Ya no se trata de mantener y conservar la infraestructura en funcionamiento; se trata de asegurar la capacidad de la empresa para competir, innovar y retener talento a través de sus activos físicos. El FM actual debe moverse en un terreno híbrido que abarca el conocimiento técnico, la sensibilidad humana y la visión financiera. Integrando la eficiencia con el bienestar de los ocupantes y el balance general, el FM ha dejado de ser un gasto necesario para convertirse en el motor de la organización.
Referencias:
JLL (2026): “Cómo el Facility Management Mejora la Experiencia de los Colaboradores”.

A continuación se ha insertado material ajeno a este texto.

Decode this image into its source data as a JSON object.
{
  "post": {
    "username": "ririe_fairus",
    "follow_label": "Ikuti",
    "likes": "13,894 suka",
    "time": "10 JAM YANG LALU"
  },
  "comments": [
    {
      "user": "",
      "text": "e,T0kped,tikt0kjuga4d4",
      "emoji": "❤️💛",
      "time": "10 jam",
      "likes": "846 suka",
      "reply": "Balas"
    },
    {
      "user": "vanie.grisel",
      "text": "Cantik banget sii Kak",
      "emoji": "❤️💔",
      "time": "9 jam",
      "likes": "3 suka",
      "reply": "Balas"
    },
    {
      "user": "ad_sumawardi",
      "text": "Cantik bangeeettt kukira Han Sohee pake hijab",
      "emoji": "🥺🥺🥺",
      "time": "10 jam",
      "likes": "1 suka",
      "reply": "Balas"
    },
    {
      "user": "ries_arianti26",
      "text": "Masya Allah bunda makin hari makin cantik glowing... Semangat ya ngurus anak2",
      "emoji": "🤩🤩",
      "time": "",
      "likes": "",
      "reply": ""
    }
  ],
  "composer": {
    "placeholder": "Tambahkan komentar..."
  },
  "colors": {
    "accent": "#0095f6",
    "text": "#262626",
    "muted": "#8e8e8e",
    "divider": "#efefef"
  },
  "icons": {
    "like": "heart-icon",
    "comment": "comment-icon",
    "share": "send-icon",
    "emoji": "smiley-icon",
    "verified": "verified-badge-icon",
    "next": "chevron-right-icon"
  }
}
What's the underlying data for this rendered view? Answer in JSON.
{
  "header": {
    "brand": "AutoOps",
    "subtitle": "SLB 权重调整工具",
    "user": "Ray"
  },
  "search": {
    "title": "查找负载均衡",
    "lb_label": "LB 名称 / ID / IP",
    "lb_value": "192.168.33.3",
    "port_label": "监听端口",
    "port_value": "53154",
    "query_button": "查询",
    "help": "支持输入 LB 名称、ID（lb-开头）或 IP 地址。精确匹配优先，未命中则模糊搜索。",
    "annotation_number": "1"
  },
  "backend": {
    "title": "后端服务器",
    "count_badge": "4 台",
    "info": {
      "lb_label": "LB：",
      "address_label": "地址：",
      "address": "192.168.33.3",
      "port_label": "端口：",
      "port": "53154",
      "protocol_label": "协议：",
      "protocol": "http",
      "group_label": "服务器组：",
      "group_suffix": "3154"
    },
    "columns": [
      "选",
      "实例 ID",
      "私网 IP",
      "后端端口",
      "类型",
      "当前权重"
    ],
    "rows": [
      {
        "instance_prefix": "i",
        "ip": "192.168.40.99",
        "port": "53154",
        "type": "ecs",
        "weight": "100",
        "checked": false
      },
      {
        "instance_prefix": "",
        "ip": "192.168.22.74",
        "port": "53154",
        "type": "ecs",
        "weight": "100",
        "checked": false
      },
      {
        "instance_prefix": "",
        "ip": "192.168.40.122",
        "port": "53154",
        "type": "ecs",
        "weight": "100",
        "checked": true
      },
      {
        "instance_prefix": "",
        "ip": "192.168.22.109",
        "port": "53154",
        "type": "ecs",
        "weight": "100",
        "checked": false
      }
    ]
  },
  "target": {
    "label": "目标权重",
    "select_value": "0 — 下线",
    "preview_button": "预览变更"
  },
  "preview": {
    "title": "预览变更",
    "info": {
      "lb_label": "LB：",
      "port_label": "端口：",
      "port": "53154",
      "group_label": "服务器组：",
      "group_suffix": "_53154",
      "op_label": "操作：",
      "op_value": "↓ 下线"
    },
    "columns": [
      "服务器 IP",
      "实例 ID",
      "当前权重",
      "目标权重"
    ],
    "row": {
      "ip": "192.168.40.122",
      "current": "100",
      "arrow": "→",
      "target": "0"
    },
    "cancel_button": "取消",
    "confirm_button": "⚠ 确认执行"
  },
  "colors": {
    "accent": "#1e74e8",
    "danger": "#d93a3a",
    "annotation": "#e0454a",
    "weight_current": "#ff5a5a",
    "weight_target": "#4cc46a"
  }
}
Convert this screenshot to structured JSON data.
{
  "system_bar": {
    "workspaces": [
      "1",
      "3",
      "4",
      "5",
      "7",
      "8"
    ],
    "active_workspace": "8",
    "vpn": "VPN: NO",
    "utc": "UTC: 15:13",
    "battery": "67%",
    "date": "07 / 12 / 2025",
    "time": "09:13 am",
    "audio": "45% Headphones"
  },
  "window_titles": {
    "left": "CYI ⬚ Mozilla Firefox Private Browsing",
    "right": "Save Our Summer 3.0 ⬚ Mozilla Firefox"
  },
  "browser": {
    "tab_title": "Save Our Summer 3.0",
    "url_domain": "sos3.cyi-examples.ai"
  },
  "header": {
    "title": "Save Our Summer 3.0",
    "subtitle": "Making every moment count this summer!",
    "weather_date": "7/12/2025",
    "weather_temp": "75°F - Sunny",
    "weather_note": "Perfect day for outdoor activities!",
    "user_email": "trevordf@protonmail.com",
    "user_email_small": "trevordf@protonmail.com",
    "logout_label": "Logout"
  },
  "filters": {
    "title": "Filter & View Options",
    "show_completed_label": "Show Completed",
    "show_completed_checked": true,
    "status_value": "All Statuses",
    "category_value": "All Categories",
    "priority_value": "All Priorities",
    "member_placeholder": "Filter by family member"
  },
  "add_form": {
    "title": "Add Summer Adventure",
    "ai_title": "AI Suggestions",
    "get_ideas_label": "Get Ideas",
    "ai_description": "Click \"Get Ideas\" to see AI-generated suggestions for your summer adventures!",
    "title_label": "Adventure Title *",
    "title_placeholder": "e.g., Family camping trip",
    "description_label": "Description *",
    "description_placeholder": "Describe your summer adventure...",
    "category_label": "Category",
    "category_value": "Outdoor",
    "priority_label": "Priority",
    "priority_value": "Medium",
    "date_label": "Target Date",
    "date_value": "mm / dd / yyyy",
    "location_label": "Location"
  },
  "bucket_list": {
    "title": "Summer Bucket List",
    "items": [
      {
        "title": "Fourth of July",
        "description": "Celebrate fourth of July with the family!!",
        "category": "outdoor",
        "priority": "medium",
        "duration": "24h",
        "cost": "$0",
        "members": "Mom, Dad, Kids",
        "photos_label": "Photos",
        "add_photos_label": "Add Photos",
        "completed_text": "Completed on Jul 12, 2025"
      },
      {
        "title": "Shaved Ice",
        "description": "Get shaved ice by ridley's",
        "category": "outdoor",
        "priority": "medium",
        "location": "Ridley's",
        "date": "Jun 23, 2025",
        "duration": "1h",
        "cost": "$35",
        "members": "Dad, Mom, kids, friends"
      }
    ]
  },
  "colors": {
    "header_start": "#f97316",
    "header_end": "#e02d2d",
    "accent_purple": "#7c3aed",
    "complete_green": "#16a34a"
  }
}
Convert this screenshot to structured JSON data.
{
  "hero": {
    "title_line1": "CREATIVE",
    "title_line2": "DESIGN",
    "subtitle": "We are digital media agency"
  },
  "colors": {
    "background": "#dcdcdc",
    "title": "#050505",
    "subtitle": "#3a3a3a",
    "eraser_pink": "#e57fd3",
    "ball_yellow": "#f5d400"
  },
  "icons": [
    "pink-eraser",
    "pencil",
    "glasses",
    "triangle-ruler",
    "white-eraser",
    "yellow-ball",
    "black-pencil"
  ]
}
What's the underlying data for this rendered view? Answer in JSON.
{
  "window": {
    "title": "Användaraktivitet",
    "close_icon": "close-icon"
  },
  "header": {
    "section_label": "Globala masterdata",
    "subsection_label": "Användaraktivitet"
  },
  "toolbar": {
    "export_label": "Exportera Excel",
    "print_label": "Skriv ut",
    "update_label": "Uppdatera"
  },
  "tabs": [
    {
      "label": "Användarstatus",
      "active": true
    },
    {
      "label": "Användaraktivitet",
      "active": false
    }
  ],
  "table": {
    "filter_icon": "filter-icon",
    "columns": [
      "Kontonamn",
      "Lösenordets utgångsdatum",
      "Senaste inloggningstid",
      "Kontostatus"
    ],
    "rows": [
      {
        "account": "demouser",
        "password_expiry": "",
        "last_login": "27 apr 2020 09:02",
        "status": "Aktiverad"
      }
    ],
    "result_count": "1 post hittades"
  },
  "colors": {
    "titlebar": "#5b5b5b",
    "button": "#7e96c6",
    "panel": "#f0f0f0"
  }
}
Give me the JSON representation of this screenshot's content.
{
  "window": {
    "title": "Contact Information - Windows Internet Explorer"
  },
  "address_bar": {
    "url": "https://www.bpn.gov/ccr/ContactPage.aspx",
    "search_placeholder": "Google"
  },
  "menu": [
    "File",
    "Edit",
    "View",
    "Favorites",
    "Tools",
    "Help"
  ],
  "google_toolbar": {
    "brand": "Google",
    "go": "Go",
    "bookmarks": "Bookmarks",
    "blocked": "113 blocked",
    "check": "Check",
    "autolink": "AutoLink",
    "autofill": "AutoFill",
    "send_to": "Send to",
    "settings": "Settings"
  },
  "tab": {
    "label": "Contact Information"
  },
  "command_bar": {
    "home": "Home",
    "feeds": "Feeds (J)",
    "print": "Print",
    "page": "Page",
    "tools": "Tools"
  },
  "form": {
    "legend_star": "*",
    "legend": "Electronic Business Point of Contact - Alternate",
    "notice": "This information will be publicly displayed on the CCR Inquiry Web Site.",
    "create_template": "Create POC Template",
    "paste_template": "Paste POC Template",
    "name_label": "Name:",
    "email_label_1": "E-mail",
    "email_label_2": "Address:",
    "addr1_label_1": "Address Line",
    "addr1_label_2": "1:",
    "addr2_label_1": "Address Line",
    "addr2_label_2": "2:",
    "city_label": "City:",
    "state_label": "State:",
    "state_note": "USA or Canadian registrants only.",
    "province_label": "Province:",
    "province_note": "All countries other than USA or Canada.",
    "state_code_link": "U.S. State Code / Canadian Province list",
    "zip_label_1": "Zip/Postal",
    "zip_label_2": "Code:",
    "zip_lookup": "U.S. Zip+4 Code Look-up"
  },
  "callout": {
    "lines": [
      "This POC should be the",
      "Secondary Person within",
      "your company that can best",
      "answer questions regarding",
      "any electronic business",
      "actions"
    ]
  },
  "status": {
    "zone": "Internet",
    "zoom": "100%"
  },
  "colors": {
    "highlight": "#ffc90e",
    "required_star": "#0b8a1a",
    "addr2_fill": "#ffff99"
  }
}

IFMA (2024): “Global Trends in Facility Management”.
MISOVIC, K. (2024): “2024 CMM In-House/Facility Management Benchmarking Survey Report”.
1 DE BRUIN, K. (2025): “Redefining the workplace: Why employee experience matters”. Leesman.
2 XIE, W. (2025): “JLL State of Facilities Management Report 2025: Future-proof facilities management as a core engine for competitive advantage.”
3 ALLEN J. G. et al. (2016): “Associations of cognitive function scores with carbon dioxide, ventilation, and volatile organic compound exposures in office workers: a controlled exposure study of green and conventional office environments”.